Processing fee, loan repayment tenures, interest rates, loan amount, LTV ratio provided by the home loan lenders can drastically differ based on the home loan applicant’s risk evaluation. With multiple lenders, including LIC home loans available for a home loan, it might not be an apt option to approach each home loan lender to strike a comparison. A subtle way to do so is to approach online lending markets to compare among different home loan offers based on the home loan applicant’s credit score, monthly income etc.
Evaluate your EMI affordability
Home loan lenders consider the Home Loan applicant’s repayment capacity at the time of evaluating his/her home loan application. Generally, lenders need the home loan applicants’ month on month loan repayment obligation involving the existing loan EMI and new loan EMI to be under 60% of their monthly income. The ones exceeding this specific limit usually have reduced chances of availing an approval on their LIC home loan application or application with other lenders.

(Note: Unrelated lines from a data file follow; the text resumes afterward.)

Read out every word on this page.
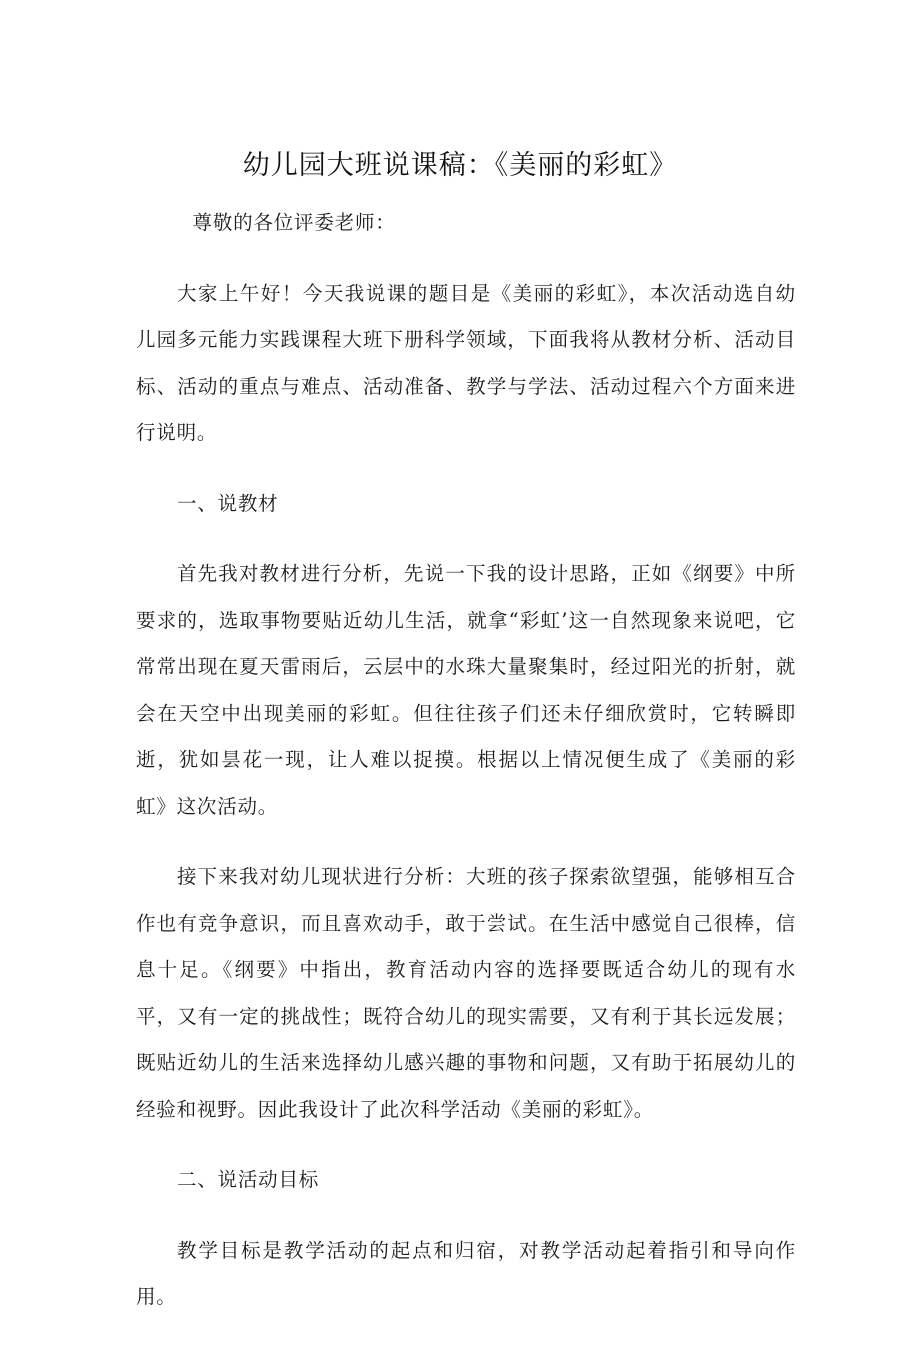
幼儿园大班说课稿：《美丽的彩虹》

尊敬的各位评委老师：

大家上午好！今天我说课的题目是《美丽的彩虹》，本次活动选自幼儿园多元能力实践课程大班下册科学领域，下面我将从教材分析、活动目标、活动的重点与难点、活动准备、教学与学法、活动过程六个方面来进行说明。

一、说教材

首先我对教材进行分析，先说一下我的设计思路，正如《纲要》中所要求的，选取事物要贴近幼儿生活，就拿“彩虹’这一自然现象来说吧，它常常出现在夏天雷雨后，云层中的水珠大量聚集时，经过阳光的折射，就会在天空中出现美丽的彩虹。但往往孩子们还未仔细欣赏时，它转瞬即逝，犹如昙花一现，让人难以捉摸。根据以上情况便生成了《美丽的彩虹》这次活动。

接下来我对幼儿现状进行分析：大班的孩子探索欲望强，能够相互合作也有竞争意识，而且喜欢动手，敢于尝试。在生活中感觉自己很棒，信息十足。《纲要》中指出，教育活动内容的选择要既适合幼儿的现有水平，又有一定的挑战性；既符合幼儿的现实需要，又有利于其长远发展；既贴近幼儿的生活来选择幼儿感兴趣的事物和问题，又有助于拓展幼儿的经验和视野。因此我设计了此次科学活动《美丽的彩虹》。

二、说活动目标

教学目标是教学活动的起点和归宿，对教学活动起着指引和导向作用。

Thus, ensure to contain your month on month loan repayment obligation to be under 60% of your monthly income before you submit an application for a home. In case it does not, first, consider lowering your existing debts by either foreclosing or prepaying some of your existing loans. Also, you can choose for longer repayment tenures or opt for making a higher down payment amount to lower your overall EMI outgo for enhancing your chances of availing home loan.
Formation of sufficient contingency fund
Financial emergencies such as illness, job loss etc., generally are unannounced in nature as they can severely impair your cash flow, income, financial goal corpuses and loan repayment capacity. Inability to repay your loan EMI on time not only costs heavy penalties but even affects your credit score. Though one always has the option to redeem their financial goal linked investments to repay their home loan EMIs. Doing so may massively affect your long term financial health.

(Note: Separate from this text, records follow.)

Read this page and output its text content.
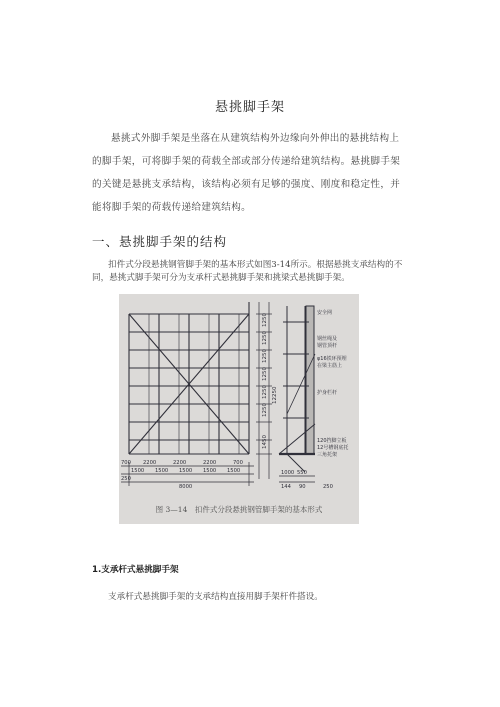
悬挑脚手架

悬挑式外脚手架是坐落在从建筑结构外边缘向外伸出的悬挑结构上的脚手架，可将脚手架的荷载全部或部分传递给建筑结构。悬挑脚手架的关键是悬挑支承结构，该结构必须有足够的强度、刚度和稳定性，并能将脚手架的荷载传递给建筑结构。

一、悬挑脚手架的结构

扣件式分段悬挑钢管脚手架的基本形式如图3-14所示。根据悬挑支承结构的不同，悬挑式脚手架可分为支承杆式悬挑脚手架和挑梁式悬挑脚手架。

1250
1250
1250
1250
1250
1250
1450
12250
安全网
钢丝绳及
钢管顶杆
φ16铁环预埋
在梁主筋上
护身栏杆
120挡脚立板
12号槽钢底托
三角托架
700 2200	2200	2200	700
1500 1500 1500 1500 1500
250
8000
1000 550
144 90	250
图 3—14　扣件式分段悬挑钢管脚手架的基本形式
1.支承杆式悬挑脚手架

支承杆式悬挑脚手架的支承结构直接用脚手架杆件搭设。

One of the prudent ways to face such situations is to form an adequate backup in liquid instruments to face emergencies. This backup must be at least six times your month on month unavoidable costs, including your existing EMIs as well as new home loan EMIs. Thus, as soon as you start your home loan planning, try and simultaneously enhance your emergency fund size by nearly six times of expected new loan EMI. As any financial emergency can come up at any time, make sure to park your backup fund in liquid instruments such as fixed deposits and savings bank accounts.
The next cost-effective option can be to choose home loan variants such as overdraft or home loan interest saver option. This specific option provides one with an overdraft account in the form of savings or a current account attached with their home loan account. The home loan borrowers can deposit their surplus fund in an overdraft account & later on withdraw as and when the need for funds come up. As interest components of a loan account are calculated after reducing the monthly average balance (MAB) of the overdraft account from the outstanding loan amount, parking your monthly surpluses in an overdraft account serves a similar purpose as prepayments. Note that, availability of easy liquidity in case of overdraft accounts makes it one of the efficient tools for parking one’s emergency fund.